Puis est venu le mois de mars, et le monde a enfin pu connaître Ewen Merrick, Zira Ondalli et les autres autrement que par des dessins épars. Et cerise sur le gâteau, Zira a été présentée à son modèle car, oui, je me suis inspiré d'une amie de lycée pour développer le personnage. 

Ainsi s'achève ce premier rendez-vous dans les archives. Revenez vite pour la suite !

 

dimanche 7 avril 2013

Deliah Hill 2.0 Rebuild aussi ?

Il faut croire que je vais mettre ça à toutes les sauces, décidément ! Et il faut aussi croire que je déteste laisser un projet inachevé, même s'il est maudit. Voici donc l'étrange histoire de La Tourmente de Deliah Hill...

Automne 2009, où les jours se font plus gris que jamais, me vient la lubie de faire un nouveau cadavre exquis, et tout commence avec une citation d'une chanson de Fields Of The Nephilim :




Le ton est donné dès le début : ce sera glauque. En parfaite adéquation avec cette période de mon existence, quoi. J'arrive avec les deux premières vignettes :


Ensuite, on se relaie à plusieurs sur LTDH, mais déjà arrivent quelques conflits, puisque presque chacun essaie de tirer la couverture à soi (je ne suis pas innocent puisque j'avais en tête une direction que je voulais absolument suivre), ce qui tourne à la bataille rangée, et au final, on a abandonné cette tentative...

Pourtant, en y regardant de plus près, je me rends compte que bon nombre d'éléments qui ont été posés apportent une véritable profondeur et une mise en place vraiment intrigante. Les références à l’œuvre de Lovecraft, tout ça, c'était bien trouvé. Mais finalement, on a tous préféré se tourner vers quelque chose de moins lugubre.
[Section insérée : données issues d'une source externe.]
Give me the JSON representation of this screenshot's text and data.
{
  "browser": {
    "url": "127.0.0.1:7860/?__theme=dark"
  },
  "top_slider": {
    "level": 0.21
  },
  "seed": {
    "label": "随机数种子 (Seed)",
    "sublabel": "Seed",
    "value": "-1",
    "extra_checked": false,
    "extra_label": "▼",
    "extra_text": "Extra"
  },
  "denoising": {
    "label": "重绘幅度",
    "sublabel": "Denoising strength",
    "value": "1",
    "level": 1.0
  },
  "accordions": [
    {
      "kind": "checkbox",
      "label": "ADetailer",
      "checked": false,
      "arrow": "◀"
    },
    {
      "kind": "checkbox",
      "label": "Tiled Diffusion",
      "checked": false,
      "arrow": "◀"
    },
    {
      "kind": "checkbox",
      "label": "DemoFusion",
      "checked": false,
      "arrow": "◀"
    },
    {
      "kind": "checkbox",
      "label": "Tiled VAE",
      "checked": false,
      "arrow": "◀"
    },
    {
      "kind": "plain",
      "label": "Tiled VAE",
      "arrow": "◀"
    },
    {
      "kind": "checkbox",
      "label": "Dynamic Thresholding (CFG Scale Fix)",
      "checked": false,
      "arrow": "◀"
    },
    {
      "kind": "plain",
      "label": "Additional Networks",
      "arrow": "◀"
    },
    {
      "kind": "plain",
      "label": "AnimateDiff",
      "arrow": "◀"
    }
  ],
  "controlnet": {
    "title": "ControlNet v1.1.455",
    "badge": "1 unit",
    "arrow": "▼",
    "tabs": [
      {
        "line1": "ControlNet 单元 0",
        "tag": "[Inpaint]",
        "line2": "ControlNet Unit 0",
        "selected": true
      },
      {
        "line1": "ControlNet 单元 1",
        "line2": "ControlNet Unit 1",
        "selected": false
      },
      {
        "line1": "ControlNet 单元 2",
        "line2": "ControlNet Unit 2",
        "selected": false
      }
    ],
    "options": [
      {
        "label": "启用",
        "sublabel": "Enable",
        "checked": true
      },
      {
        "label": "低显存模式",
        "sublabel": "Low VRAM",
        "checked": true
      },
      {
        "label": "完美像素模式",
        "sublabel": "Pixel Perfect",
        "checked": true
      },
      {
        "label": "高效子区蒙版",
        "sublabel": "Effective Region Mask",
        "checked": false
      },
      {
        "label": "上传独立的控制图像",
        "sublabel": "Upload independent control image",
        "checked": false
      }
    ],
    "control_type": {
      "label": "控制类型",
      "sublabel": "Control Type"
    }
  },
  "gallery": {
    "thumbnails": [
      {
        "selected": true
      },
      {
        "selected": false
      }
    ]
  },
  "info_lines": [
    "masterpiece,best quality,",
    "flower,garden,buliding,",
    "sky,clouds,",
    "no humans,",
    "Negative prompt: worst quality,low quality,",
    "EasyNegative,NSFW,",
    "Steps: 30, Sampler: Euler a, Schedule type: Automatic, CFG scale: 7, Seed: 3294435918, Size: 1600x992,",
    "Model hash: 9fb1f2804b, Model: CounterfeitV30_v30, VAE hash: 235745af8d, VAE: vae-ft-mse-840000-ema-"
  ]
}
 J'ai toutefois livré deux pages pour commencer un chapitre 2, mais qui n'a pas été suivi. Quelques mois plus tard, j'ai commencé une version en strip, mais je ne l'ai pas continuée. Cependant, cet univers est resté dans un coin de ma tête depuis tout ce temps.



Puis ont suivi une ébauche de couverture déjà présentée ici, et un crayonné du personnage principal.
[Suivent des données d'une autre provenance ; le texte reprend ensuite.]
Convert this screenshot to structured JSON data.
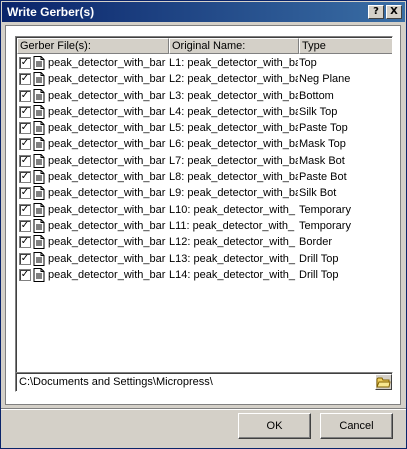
{
  "window": {
    "title": "Write Gerber(s)",
    "help_label": "?",
    "close_label": "X"
  },
  "columns": {
    "file": "Gerber File(s):",
    "original": "Original Name:",
    "type": "Type"
  },
  "rows": [
    {
      "file": "peak_detector_with_bar",
      "original": "L1: peak_detector_with_ba",
      "type": "Top",
      "checked": "✓"
    },
    {
      "file": "peak_detector_with_bar",
      "original": "L2: peak_detector_with_ba",
      "type": "Neg Plane",
      "checked": "✓"
    },
    {
      "file": "peak_detector_with_bar",
      "original": "L3: peak_detector_with_ba",
      "type": "Bottom",
      "checked": "✓"
    },
    {
      "file": "peak_detector_with_bar",
      "original": "L4: peak_detector_with_ba",
      "type": "Silk Top",
      "checked": "✓"
    },
    {
      "file": "peak_detector_with_bar",
      "original": "L5: peak_detector_with_ba",
      "type": "Paste Top",
      "checked": "✓"
    },
    {
      "file": "peak_detector_with_bar",
      "original": "L6: peak_detector_with_ba",
      "type": "Mask Top",
      "checked": "✓"
    },
    {
      "file": "peak_detector_with_bar",
      "original": "L7: peak_detector_with_ba",
      "type": "Mask Bot",
      "checked": "✓"
    },
    {
      "file": "peak_detector_with_bar",
      "original": "L8: peak_detector_with_ba",
      "type": "Paste Bot",
      "checked": "✓"
    },
    {
      "file": "peak_detector_with_bar",
      "original": "L9: peak_detector_with_ba",
      "type": "Silk Bot",
      "checked": "✓"
    },
    {
      "file": "peak_detector_with_bar",
      "original": "L10: peak_detector_with_",
      "type": "Temporary",
      "checked": "✓"
    },
    {
      "file": "peak_detector_with_bar",
      "original": "L11: peak_detector_with_",
      "type": "Temporary",
      "checked": "✓"
    },
    {
      "file": "peak_detector_with_bar",
      "original": "L12: peak_detector_with_",
      "type": "Border",
      "checked": "✓"
    },
    {
      "file": "peak_detector_with_bar",
      "original": "L13: peak_detector_with_",
      "type": "Drill Top",
      "checked": "✓"
    },
    {
      "file": "peak_detector_with_bar",
      "original": "L14: peak_detector_with_",
      "type": "Drill Top",
      "checked": "✓"
    }
  ],
  "path": {
    "value": "C:\\Documents and Settings\\Micropress\\"
  },
  "buttons": {
    "ok": "OK",
    "cancel": "Cancel"
  },
  "icons": {
    "row_icon": "document-icon",
    "browse_icon": "folder-icon"
  },
  "colors": {
    "title_start": "#0a246a",
    "title_end": "#3a6ea5",
    "face": "#d4d0c8"
  }
}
Ces dernières semaines, toute l'histoire non racontée m'est revenue, et la forme de strip me paraît la plus appropriée pour recommencer l'aventure proprement. Plusieurs épisodes sont déjà ébauchés, il ne reste qu'à savoir quels éléments je vais pouvoir garder de l'histoire originelle.

A noter : ce sera fait en parallèle de Dark Fates, à part et sans empiéter dessus. J'attendrai d'avoir suffisamment d'avance avant d'annoncer la publication.